Essi mettono a disposizione anzitutto se stessi, pacificando il proprio cuore, che riparano da quel rancore e da quell’animosità che divide e smentisce l’appartenenza al Signore; quindi operando sinceramente per la giustizia. La comunità cristiana è consapevole che la pace non si compie definitivamente in questo mondo, ma fiorisce pienamente soltanto nell’escaton. La celebrazione le permette di ricordare e contemplare questo traguardo celeste nell’anticipo del banchetto paradisiaco, che gusta nel Mistero. Ma allo stesso tempo la celebrazione diventa sprone per rimuovere gli ostacoli alla pace, soprattutto per combattere le ingiustizie e promuovere il diritto. Il cammino storico dei fedeli, se non può godere pienamente della pace, la può però anticipare e intravvedere proprio per il progresso della giustizia, specie per il diritto più piccoli e i più poveri.

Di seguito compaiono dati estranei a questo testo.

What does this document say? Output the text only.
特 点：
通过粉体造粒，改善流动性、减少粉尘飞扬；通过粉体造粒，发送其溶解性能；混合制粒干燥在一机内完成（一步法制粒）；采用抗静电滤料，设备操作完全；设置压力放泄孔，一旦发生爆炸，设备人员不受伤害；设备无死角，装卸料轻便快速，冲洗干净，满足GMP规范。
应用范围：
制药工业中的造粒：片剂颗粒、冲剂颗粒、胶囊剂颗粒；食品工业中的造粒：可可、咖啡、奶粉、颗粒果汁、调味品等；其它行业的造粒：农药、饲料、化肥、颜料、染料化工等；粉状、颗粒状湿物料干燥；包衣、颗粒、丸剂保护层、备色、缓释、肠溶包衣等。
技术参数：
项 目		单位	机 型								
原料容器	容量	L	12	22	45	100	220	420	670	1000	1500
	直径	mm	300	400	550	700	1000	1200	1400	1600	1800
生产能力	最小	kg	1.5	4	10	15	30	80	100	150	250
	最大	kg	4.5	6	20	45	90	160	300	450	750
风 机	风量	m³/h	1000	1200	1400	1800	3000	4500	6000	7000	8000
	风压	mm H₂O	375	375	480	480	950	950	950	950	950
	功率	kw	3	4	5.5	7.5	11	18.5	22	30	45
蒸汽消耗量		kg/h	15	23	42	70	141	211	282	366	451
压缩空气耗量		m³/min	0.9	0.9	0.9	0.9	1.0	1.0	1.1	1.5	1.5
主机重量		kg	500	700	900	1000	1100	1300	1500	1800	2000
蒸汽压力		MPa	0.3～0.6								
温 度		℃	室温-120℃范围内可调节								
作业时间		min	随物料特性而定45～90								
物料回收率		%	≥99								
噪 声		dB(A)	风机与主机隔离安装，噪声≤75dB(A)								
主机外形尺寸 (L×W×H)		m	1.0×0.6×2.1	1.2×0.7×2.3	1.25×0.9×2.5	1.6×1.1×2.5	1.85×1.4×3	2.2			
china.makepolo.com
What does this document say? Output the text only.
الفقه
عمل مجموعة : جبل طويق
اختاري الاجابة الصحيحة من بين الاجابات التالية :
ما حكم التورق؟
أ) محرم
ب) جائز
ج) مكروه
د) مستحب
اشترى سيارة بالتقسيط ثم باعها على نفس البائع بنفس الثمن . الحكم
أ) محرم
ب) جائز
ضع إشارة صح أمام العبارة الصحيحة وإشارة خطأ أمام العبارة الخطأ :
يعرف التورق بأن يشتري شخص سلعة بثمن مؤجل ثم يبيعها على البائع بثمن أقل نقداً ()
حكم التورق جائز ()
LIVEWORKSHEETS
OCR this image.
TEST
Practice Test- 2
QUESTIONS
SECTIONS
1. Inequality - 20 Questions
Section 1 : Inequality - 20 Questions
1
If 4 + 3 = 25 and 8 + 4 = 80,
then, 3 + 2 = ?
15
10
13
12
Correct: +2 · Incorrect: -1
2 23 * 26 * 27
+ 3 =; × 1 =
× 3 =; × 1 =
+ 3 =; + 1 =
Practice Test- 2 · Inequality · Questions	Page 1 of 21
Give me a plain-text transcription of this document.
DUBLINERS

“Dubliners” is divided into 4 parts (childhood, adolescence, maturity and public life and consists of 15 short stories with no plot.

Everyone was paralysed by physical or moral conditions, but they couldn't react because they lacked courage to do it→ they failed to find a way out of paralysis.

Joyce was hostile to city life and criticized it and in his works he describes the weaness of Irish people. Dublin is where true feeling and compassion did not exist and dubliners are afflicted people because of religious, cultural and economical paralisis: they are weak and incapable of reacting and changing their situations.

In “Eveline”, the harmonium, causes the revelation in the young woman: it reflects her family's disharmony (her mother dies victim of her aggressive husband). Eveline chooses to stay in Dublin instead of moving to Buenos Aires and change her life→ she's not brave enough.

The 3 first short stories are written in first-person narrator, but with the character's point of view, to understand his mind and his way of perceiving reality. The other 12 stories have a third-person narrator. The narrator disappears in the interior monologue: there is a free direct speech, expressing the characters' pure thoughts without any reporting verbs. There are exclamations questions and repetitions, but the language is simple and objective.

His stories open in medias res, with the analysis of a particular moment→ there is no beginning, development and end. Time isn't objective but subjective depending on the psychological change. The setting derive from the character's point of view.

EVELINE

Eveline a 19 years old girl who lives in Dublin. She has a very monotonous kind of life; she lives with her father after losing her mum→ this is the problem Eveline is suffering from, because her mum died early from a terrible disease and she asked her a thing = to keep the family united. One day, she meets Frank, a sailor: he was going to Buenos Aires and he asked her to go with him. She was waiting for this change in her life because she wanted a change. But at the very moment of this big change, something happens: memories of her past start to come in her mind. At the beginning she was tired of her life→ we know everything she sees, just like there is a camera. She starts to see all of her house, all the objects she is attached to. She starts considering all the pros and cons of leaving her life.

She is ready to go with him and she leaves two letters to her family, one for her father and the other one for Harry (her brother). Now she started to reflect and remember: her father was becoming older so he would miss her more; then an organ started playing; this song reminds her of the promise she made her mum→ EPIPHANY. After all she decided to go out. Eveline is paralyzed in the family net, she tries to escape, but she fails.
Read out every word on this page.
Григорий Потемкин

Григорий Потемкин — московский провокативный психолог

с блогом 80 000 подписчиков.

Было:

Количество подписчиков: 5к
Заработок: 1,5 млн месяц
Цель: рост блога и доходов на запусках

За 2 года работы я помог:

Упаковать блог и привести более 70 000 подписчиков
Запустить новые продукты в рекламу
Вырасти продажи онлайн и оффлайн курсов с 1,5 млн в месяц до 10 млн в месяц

Il diritto del povero è il tratto distintivo di Dio, difensore del misero, al quale manifesta la sua misericordia. La comunità cristiana esercita la misericordia di Dio proprio nell’impegno per la difesa di quel diritto che il debole non è in grado di far valere e che può contare solo sul Signore. La promozione per la giustizia è un segno della misericordia divina, e porta di una gioia senza ombre di cui è disseminato il cammino per la pace.